A lot of these slides have gotten funky and discolored over time – most commercial slides weren’t produced with Kodachrome, that’s for sure. Pana-Vue slides, put out by GAF (which also was the company selling Anscochrome film and now, weirdly, sells roofing supplies), especially had a tendency to fade and go pink, as seen in the picture above.
But I had to hang on to this particular slide, because it’s a photo of Mount Saint Helens erupting. Mount Saint Helens has always held a certain fascination for me. I barely remember it happening, I was so young – actually, most of my memories of Mount Saint Helens probably come watching the movie about it on HBO a year or so later. I still have a copy of the Mount Saint Helens issue – January 1981, if you’re interested – of National Geographic featuring photos taken by Robert Landsburg, who was killed in the eruption. Not to make light of the situation, but I’m convinced that “Vancouver, Vancouver, this is it!” remain some of the greatest last words ever.*
Since the slide is Pana-Vue, and therefore pink, I adjusted the RGB levels in Photoshop to get more accurate color.
Interestingly (to me, at least, because I think volcanoes are interesting), this picture isn’t of the May 18, 1980 eruption – that was the big one. The mountain continued to be quite active through October of that year. This particular slide is captioned ‘July 22, 1980,’ and Wikipedia fills us in on what was happening then:
“A series of large explosions on July 22 broke more than a month of relative quiet. The July eruptive episode was preceded by several days of measurable expansion of the summit area, heightened earthquake activity, and changed emission rates of sulfur dioxide and carbon dioxide. The first hit at 5:14 p.m. as an ash column shot 10 miles (16 km) and was followed by a faster blast at 6:25 p.m. that pushed the ash column above its previous maximum height in just 7.5 minutes. The final explosion started at 7:01 p.m. and continued for over two hours. When the relatively small amount of ash settled over eastern Washington, the dome built in June was gone.”

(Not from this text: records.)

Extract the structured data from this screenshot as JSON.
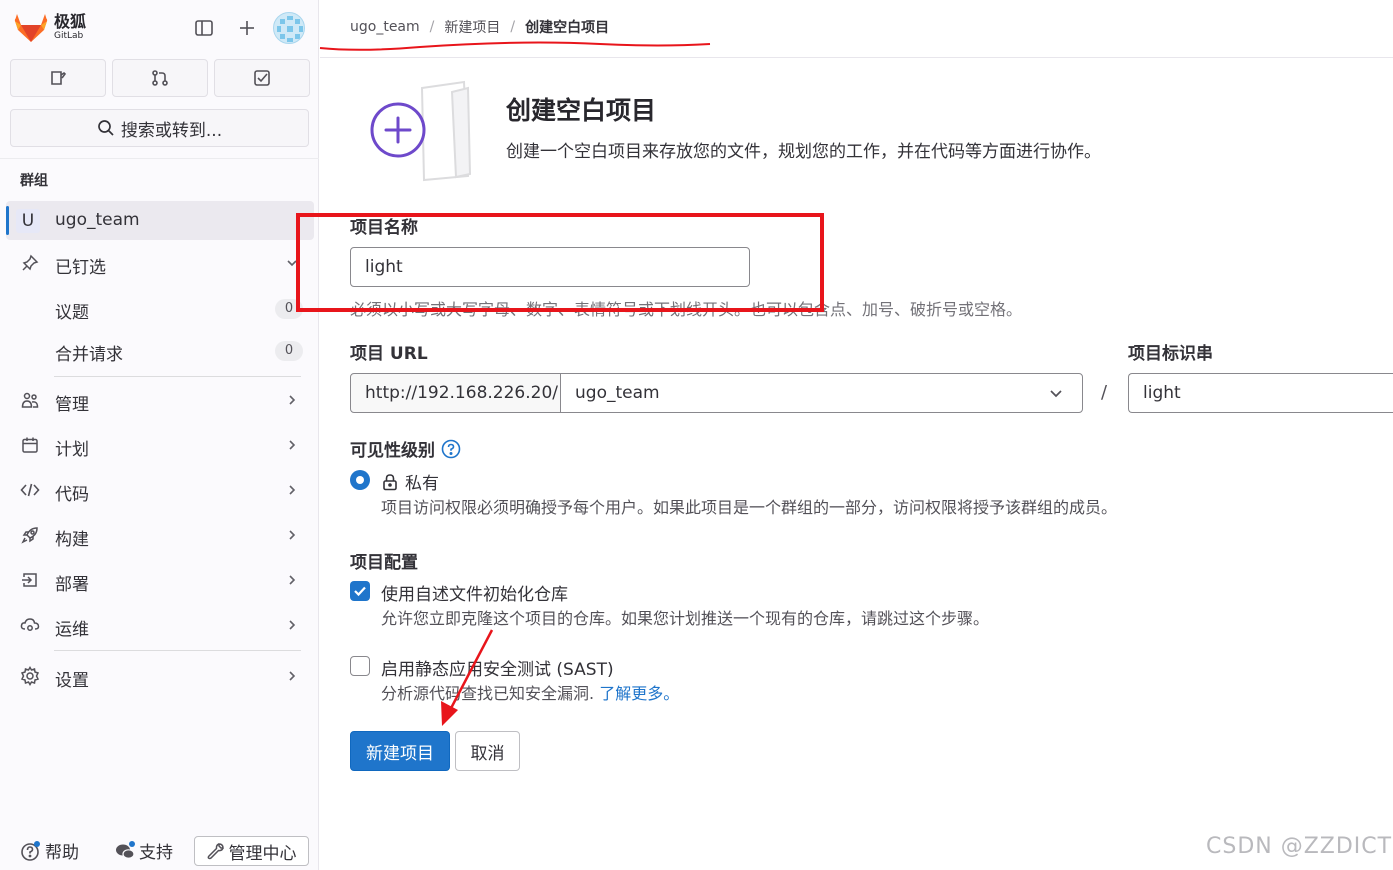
{
  "brand": {
    "name": "极狐",
    "sub": "GitLab"
  },
  "sidebar": {
    "search_label": "搜索或转到...",
    "section_title": "群组",
    "group": {
      "initial": "U",
      "name": "ugo_team"
    },
    "pinned_label": "已钉选",
    "pinned_items": [
      {
        "label": "议题",
        "count": "0"
      },
      {
        "label": "合并请求",
        "count": "0"
      }
    ],
    "nav": [
      {
        "label": "管理",
        "icon": "users-icon"
      },
      {
        "label": "计划",
        "icon": "calendar-icon"
      },
      {
        "label": "代码",
        "icon": "code-icon"
      },
      {
        "label": "构建",
        "icon": "rocket-icon"
      },
      {
        "label": "部署",
        "icon": "deploy-icon"
      },
      {
        "label": "运维",
        "icon": "cloud-icon"
      },
      {
        "label": "设置",
        "icon": "gear-icon"
      }
    ],
    "bottom": {
      "help": "帮助",
      "support": "支持",
      "admin": "管理中心"
    }
  },
  "breadcrumb": {
    "items": [
      "ugo_team",
      "新建项目",
      "创建空白项目"
    ]
  },
  "page": {
    "title": "创建空白项目",
    "description": "创建一个空白项目来存放您的文件，规划您的工作，并在代码等方面进行协作。"
  },
  "form": {
    "name_label": "项目名称",
    "name_value": "light",
    "name_help": "必须以小写或大写字母、数字、表情符号或下划线开头。也可以包含点、加号、破折号或空格。",
    "url_label": "项目 URL",
    "url_prefix": "http://192.168.226.20/",
    "namespace": "ugo_team",
    "url_separator": "/",
    "slug_label": "项目标识串",
    "slug_value": "light",
    "visibility_label": "可见性级别",
    "visibility_option": "私有",
    "visibility_help": "项目访问权限必须明确授予每个用户。如果此项目是一个群组的一部分，访问权限将授予该群组的成员。",
    "config_label": "项目配置",
    "readme_label": "使用自述文件初始化仓库",
    "readme_checked": true,
    "readme_help": "允许您立即克隆这个项目的仓库。如果您计划推送一个现有的仓库，请跳过这个步骤。",
    "sast_label": "启用静态应用安全测试 (SAST)",
    "sast_checked": false,
    "sast_help": "分析源代码查找已知安全漏洞.",
    "sast_link": "了解更多。",
    "submit_label": "新建项目",
    "cancel_label": "取消"
  },
  "watermark": "CSDN @ZZDICT",
  "colors": {
    "accent": "#1f75cb",
    "annotation": "#e8151b"
  }
}
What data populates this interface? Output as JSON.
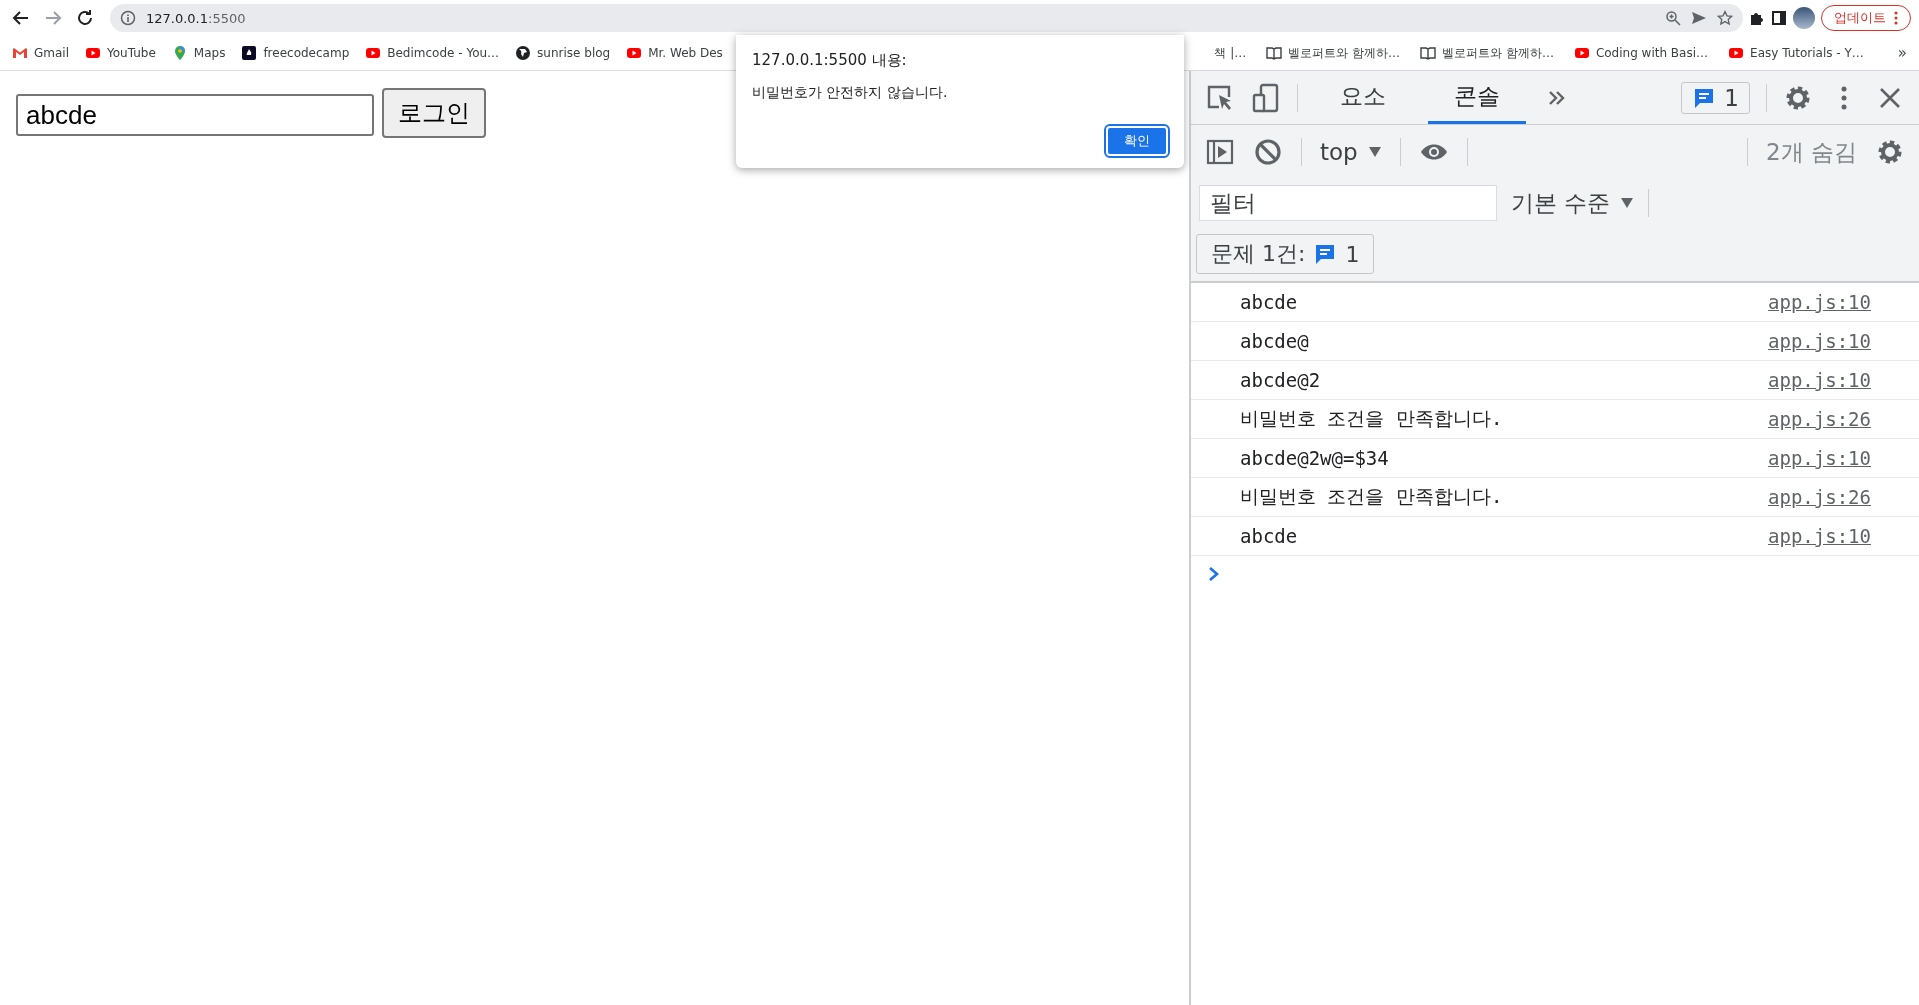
{
  "browser": {
    "url": {
      "host": "127.0.0.1",
      "port": ":5500"
    },
    "update_button": "업데이트"
  },
  "bookmarks_left": [
    {
      "kind": "mail",
      "label": "Gmail"
    },
    {
      "kind": "video",
      "label": "YouTube"
    },
    {
      "kind": "pin",
      "label": "Maps"
    },
    {
      "kind": "code",
      "label": "freecodecamp"
    },
    {
      "kind": "video",
      "label": "Bedimcode - You…"
    },
    {
      "kind": "globe",
      "label": "sunrise blog"
    },
    {
      "kind": "video",
      "label": "Mr. Web Des"
    }
  ],
  "bookmarks_right": [
    {
      "kind": "text",
      "label": "책 |…"
    },
    {
      "kind": "book",
      "label": "벨로퍼트와 함께하…"
    },
    {
      "kind": "book",
      "label": "벨로퍼트와 함께하…"
    },
    {
      "kind": "video",
      "label": "Coding with Basi…"
    },
    {
      "kind": "video",
      "label": "Easy Tutorials - Y…"
    }
  ],
  "bookmarks_more": "»",
  "page": {
    "input_value": "abcde",
    "login_button": "로그인"
  },
  "dialog": {
    "title": "127.0.0.1:5500 내용:",
    "message": "비밀번호가 안전하지 않습니다.",
    "ok_button": "확인"
  },
  "devtools": {
    "tabs": [
      {
        "label": "요소",
        "selected": false
      },
      {
        "label": "콘솔",
        "selected": true
      }
    ],
    "issues_count": "1",
    "context": "top",
    "hidden_count": "2개 숨김",
    "filter_placeholder": "필터",
    "level_select": "기본 수준",
    "issues_label": "문제 1건:",
    "issues_badge": "1",
    "console": [
      {
        "message": "abcde",
        "source": "app.js:10"
      },
      {
        "message": "abcde@",
        "source": "app.js:10"
      },
      {
        "message": "abcde@2",
        "source": "app.js:10"
      },
      {
        "message": "비밀번호 조건을 만족합니다.",
        "source": "app.js:26"
      },
      {
        "message": "abcde@2w@=$34",
        "source": "app.js:10"
      },
      {
        "message": "비밀번호 조건을 만족합니다.",
        "source": "app.js:26"
      },
      {
        "message": "abcde",
        "source": "app.js:10"
      }
    ]
  }
}
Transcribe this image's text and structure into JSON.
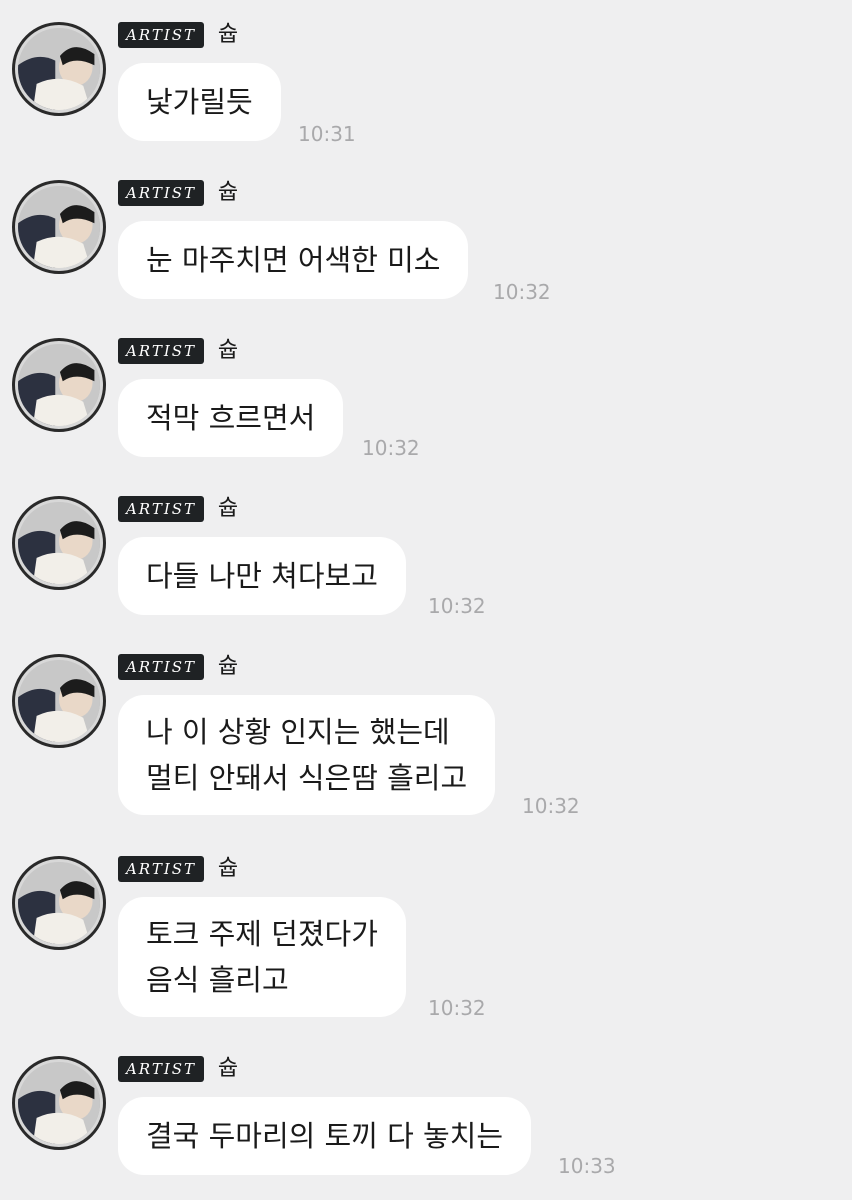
{
  "sender": {
    "badge": "ARTIST",
    "name": "슙"
  },
  "messages": [
    {
      "text": "낯가릴듯",
      "time": "10:31"
    },
    {
      "text": "눈 마주치면 어색한 미소",
      "time": "10:32"
    },
    {
      "text": "적막 흐르면서",
      "time": "10:32"
    },
    {
      "text": "다들 나만 쳐다보고",
      "time": "10:32"
    },
    {
      "text": "나 이 상황 인지는 했는데\n멀티 안돼서 식은땀 흘리고",
      "time": "10:32"
    },
    {
      "text": "토크 주제 던졌다가\n음식 흘리고",
      "time": "10:32"
    },
    {
      "text": "결국 두마리의 토끼 다 놓치는",
      "time": "10:33"
    }
  ]
}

*A few months ago I was, randomly, looking up stuff online about Mount Saint Helens. I can’t remember why now, but it probably had something to do with this slide. Anyway, I was reading about David Johnston, the “Vancouver, Vancouver, this is it!” guy. He was a vulcanologist working with USGS to monitor the volcano. He also was, famously, not supposed to be there that day – he was filling in for a fellow vulcanologist, Harry Glicken, who had taken the day off. Want to hear the twist? Glicken was killed on June 3, 1991 in Japan during an eruption on Mount Unzen.